Here’s the story… of how a modest mid-century home became a Los Angeles landmark.
The Los Angeles City Council voted unanimously Wednesday to designate the Brady Bunch home in the San Fernando Valley as a historical-cultural monument.
The vote grants historic protections to the house on Dilling Avenue that was used for exterior shots of the television sitcom that aired from 1969 to 1974.
The interior scenes were filmed on a soundstage, with sets that looked nothing like the property and became a photo magnet for Brady Bunch fans.
The show, which aired for decades, featured the comical travails of a family of six siblings from mixed-race families, “the youngest with curls,” as the theme song explained.
The pointed-roofed tile-and-stone house also appeared in the 1995 big-screen film The Brady Bunch Movie and its sequel.
Landmark status protects the house, built in 1959, from demolition or major renovations, but does not prohibit them. If the owners ever decide to make big changes, they would be subject to a design review and the Cultural Heritage Commission can delay the process to find preservation solutions.
The nonprofit LA Conservancy lobbied for the landmark status, and executive director Adrian Scott Fine said he was delighted it was approved. He said fans of the show have a personal connection to the property.
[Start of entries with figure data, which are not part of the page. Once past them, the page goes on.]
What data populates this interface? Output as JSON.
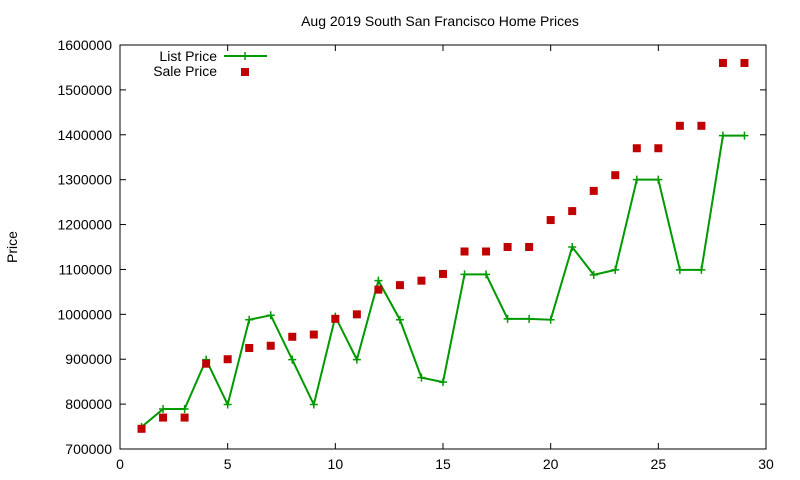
{
  "chart_data": {
    "type": "line",
    "title": "Aug 2019 South San Francisco Home Prices",
    "xlabel": "",
    "ylabel": "Price",
    "xlim": [
      0,
      30
    ],
    "ylim": [
      700000,
      1600000
    ],
    "xticks": [
      0,
      5,
      10,
      15,
      20,
      25,
      30
    ],
    "yticks": [
      700000,
      800000,
      900000,
      1000000,
      1100000,
      1200000,
      1300000,
      1400000,
      1500000,
      1600000
    ],
    "grid": false,
    "legend_position": "top-left",
    "series": [
      {
        "name": "List Price",
        "style": "line+cross",
        "color": "#009900",
        "x": [
          1,
          2,
          3,
          4,
          5,
          6,
          7,
          8,
          9,
          10,
          11,
          12,
          13,
          14,
          15,
          16,
          17,
          18,
          19,
          20,
          21,
          22,
          23,
          24,
          25,
          26,
          27,
          28,
          29
        ],
        "values": [
          749000,
          789000,
          789000,
          899000,
          799000,
          988000,
          998000,
          899000,
          799000,
          995000,
          899000,
          1075000,
          988000,
          859000,
          849000,
          1089000,
          1089000,
          990000,
          990000,
          988000,
          1150000,
          1088000,
          1099000,
          1300000,
          1300000,
          1099000,
          1099000,
          1398000,
          1398000
        ]
      },
      {
        "name": "Sale Price",
        "style": "square",
        "color": "#c00000",
        "x": [
          1,
          2,
          3,
          4,
          5,
          6,
          7,
          8,
          9,
          10,
          11,
          12,
          13,
          14,
          15,
          16,
          17,
          18,
          19,
          20,
          21,
          22,
          23,
          24,
          25,
          26,
          27,
          28,
          29
        ],
        "values": [
          745000,
          770000,
          770000,
          890000,
          900000,
          925000,
          930000,
          950000,
          955000,
          990000,
          1000000,
          1055000,
          1065000,
          1075000,
          1090000,
          1140000,
          1140000,
          1150000,
          1150000,
          1210000,
          1230000,
          1275000,
          1310000,
          1370000,
          1370000,
          1420000,
          1420000,
          1560000,
          1560000
        ]
      }
    ]
  }
}
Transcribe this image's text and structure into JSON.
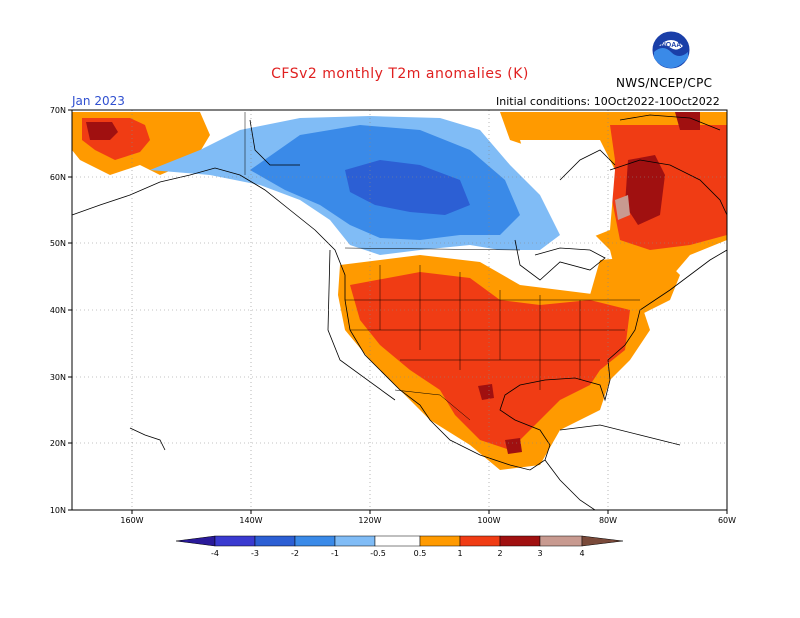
{
  "header": {
    "title": "CFSv2 monthly T2m anomalies (K)",
    "month": "Jan 2023",
    "initial_conditions": "Initial conditions: 10Oct2022-10Oct2022",
    "source": "NWS/NCEP/CPC",
    "logo_text": "NOAA"
  },
  "map": {
    "lat_labels": [
      "70N",
      "60N",
      "50N",
      "40N",
      "30N",
      "20N",
      "10N"
    ],
    "lon_labels": [
      "160W",
      "140W",
      "120W",
      "100W",
      "80W",
      "60W"
    ]
  },
  "colorbar": {
    "labels": [
      "-4",
      "-3",
      "-2",
      "-1",
      "-0.5",
      "0.5",
      "1",
      "2",
      "3",
      "4"
    ],
    "colors": {
      "lt_neg4": "#2a1a9a",
      "neg4_neg3": "#3a3ad0",
      "neg3_neg2": "#2c5fd4",
      "neg2_neg1": "#3a8ae8",
      "neg1_neg05": "#80bcf6",
      "neutral": "#ffffff",
      "p05_1": "#ff9a00",
      "p1_2": "#f03c14",
      "p2_3": "#a01010",
      "p3_4": "#c89a90",
      "gt4": "#7a4a3a"
    }
  }
}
“If you watched The Brady Bunch, you knew this house. People make a pilgrimage to see it,” Fine said Wednesday. “Having it designated like that makes it even sweeter.”
When the home went on the market in 2018, cable network HGTV won a bidding war that raised the price to $3.5 million, or $1.6 million above the listing price of the then-2,400-square-foot residence.
The house was expanded, remodeled and redecorated to give it characteristic elements of the set version, including the wood-paneled living room with a floating staircase and an orange and green kitchen.
The process was documented in a four-part HGTV miniseries, A Very Brady Renovation.